Team Maxie all the way. When Lulu finally confessed what really happened while Maxie was in a coma, things got uncomfortable fast. Maxie’s response? Brutally honest — and for many fans, completely justified under one simple rule: Girl Code. But did Lulu truly cross a line, or was she just following her heart? What happened next — including the quiet moment after Lulu walked away — says more than you’d expect. Read the full breakdown and decide whose side you’re really on.


The latest drama between Maxie and Lulu has set the General Hospital fandom on fire. When Lulu admitted she had developed feelings for Nathan, Maxie didn’t explode or throw a dramatic ultimatum. Instead, she said something simple but devastating: Nathan has every right to move on with his life… just not with her. Some viewers immediately called Maxie selfish or controlling. But if you look a little deeper, her reaction might actually be the most realistic and understandable response in this entire storyline.

At the center of this conflict is something many people recognize even outside the world of soap operas: the unwritten rule known as “girl code.” It’s not a legal contract and it’s not something anyone can enforce, but it exists because friendships rely on trust and respect. One of the most widely understood boundaries is that you don’t date your best friend’s ex, especially when that ex was not just a casual boyfriend but a husband and the father of her child. Crossing that line doesn’t just complicate romance. It risks destroying the foundation of the friendship itself.

What makes this situation even more complicated is that Nathan wasn’t simply an ex who faded out of Maxie’s life. He was her husband and one of the greatest loves she ever had. More importantly, Maxie didn’t walk away from that marriage. She believed Nathan had died. For years she grieved the man she thought she had lost forever. That kind of loss is very different from a breakup. When someone you love dies, the relationship doesn’t end because of conflict or falling out of love. It ends because fate ripped that person away from you.

Because of that, Maxie moving on with Spinelli doesn’t erase the emotional reality of what she went through. She didn’t stop loving Nathan and choose someone else instead. She slowly rebuilt her life after believing the love of her life was gone forever. When Nathan suddenly reappears alive after seven years, it reopens emotional wounds that never fully healed. Expecting Maxie to instantly be comfortable watching her best friend fall in love with him is asking a lot from someone who is still processing that shock.

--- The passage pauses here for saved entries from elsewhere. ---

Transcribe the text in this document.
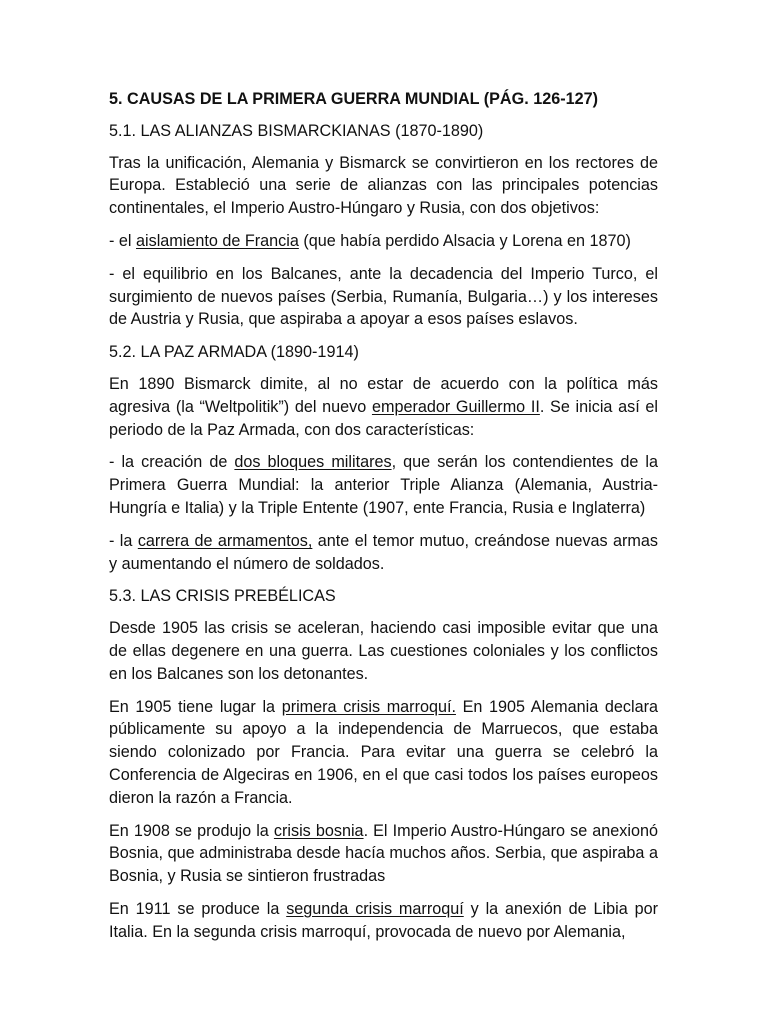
5. CAUSAS DE LA PRIMERA GUERRA MUNDIAL (PÁG. 126-127)

5.1. LAS ALIANZAS BISMARCKIANAS (1870-1890)

Tras la unificación, Alemania y Bismarck se convirtieron en los rectores de Europa. Estableció una serie de alianzas con las principales potencias continentales, el Imperio Austro-Húngaro y Rusia, con dos objetivos:

- el aislamiento de Francia (que había perdido Alsacia y Lorena en 1870)

- el equilibrio en los Balcanes, ante la decadencia del Imperio Turco, el surgimiento de nuevos países (Serbia, Rumanía, Bulgaria…) y los intereses de Austria y Rusia, que aspiraba a apoyar a esos países eslavos.

5.2. LA PAZ ARMADA (1890-1914)

En 1890 Bismarck dimite, al no estar de acuerdo con la política más agresiva (la “Weltpolitik”) del nuevo emperador Guillermo II. Se inicia así el periodo de la Paz Armada, con dos características:

- la creación de dos bloques militares, que serán los contendientes de la Primera Guerra Mundial: la anterior Triple Alianza (Alemania, Austria-Hungría e Italia) y la Triple Entente (1907, ente Francia, Rusia e Inglaterra)

- la carrera de armamentos, ante el temor mutuo, creándose nuevas armas y aumentando el número de soldados.

5.3. LAS CRISIS PREBÉLICAS

Desde 1905 las crisis se aceleran, haciendo casi imposible evitar que una de ellas degenere en una guerra. Las cuestiones coloniales y los conflictos en los Balcanes son los detonantes.

En 1905 tiene lugar la primera crisis marroquí. En 1905 Alemania declara públicamente su apoyo a la independencia de Marruecos, que estaba siendo colonizado por Francia. Para evitar una guerra se celebró la Conferencia de Algeciras en 1906, en el que casi todos los países europeos dieron la razón a Francia.

En 1908 se produjo la crisis bosnia. El Imperio Austro-Húngaro se anexionó Bosnia, que administraba desde hacía muchos años. Serbia, que aspiraba a Bosnia, y Rusia se sintieron frustradas

En 1911 se produce la segunda crisis marroquí y la anexión de Libia por Italia. En la segunda crisis marroquí, provocada de nuevo por Alemania,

Lulu’s role in the situation is what makes the entire conflict so explosive. Lulu is not a stranger who happened to meet Nathan years later. She is Maxie’s best friend, someone who was there during the darkest moments of Maxie’s life. She knew how deeply Maxie loved Nathan and how devastated she was when he died. That knowledge changes the context of everything. When someone close to you understands your pain and still chooses to pursue a relationship with the person at the center of it, it can feel like a betrayal even if their intentions are not malicious.

Some fans argue that Nathan is a free man and should be able to love whoever he wants. That part is true. Nathan absolutely has the right to move forward with his life. Maxie never said he didn’t. But what Maxie actually did was draw a boundary within her friendship. She wasn’t trying to control Nathan’s choices. She was telling Lulu that if Lulu pursued this relationship, their friendship might not survive it. That is not manipulation. It is honesty.

Friendships, just like romantic relationships, depend on boundaries. Without them, resentment and hurt grow until trust collapses. The idea of “girl code” exists because it helps protect the emotional safety of those friendships. It reminds people that even when love is complicated, loyalty still matters. Ignoring that boundary might not be illegal or immoral, but it can still feel deeply disrespectful.

Another important point many viewers overlook is that Maxie didn’t attack Lulu or try to shame her. She didn’t demand that Lulu stop seeing Nathan or try to sabotage their connection. Instead, she told the truth about how she feels and what she can and cannot accept in her life. In many ways, that response shows maturity rather than selfishness. She acknowledged Nathan’s freedom while still protecting her own emotional boundaries.

In the end, this storyline isn’t really about who has the right to love whom. It’s about how complicated relationships become when romance collides with loyalty. Nathan may have the freedom to choose Lulu, and Lulu may believe she’s following her heart. But Maxie also has the right to feel hurt and to say that some lines are too painful to cross. When she told Lulu “not with you,” she wasn’t trying to control anyone. She was defending the one thing that matters most in any friendship: trust.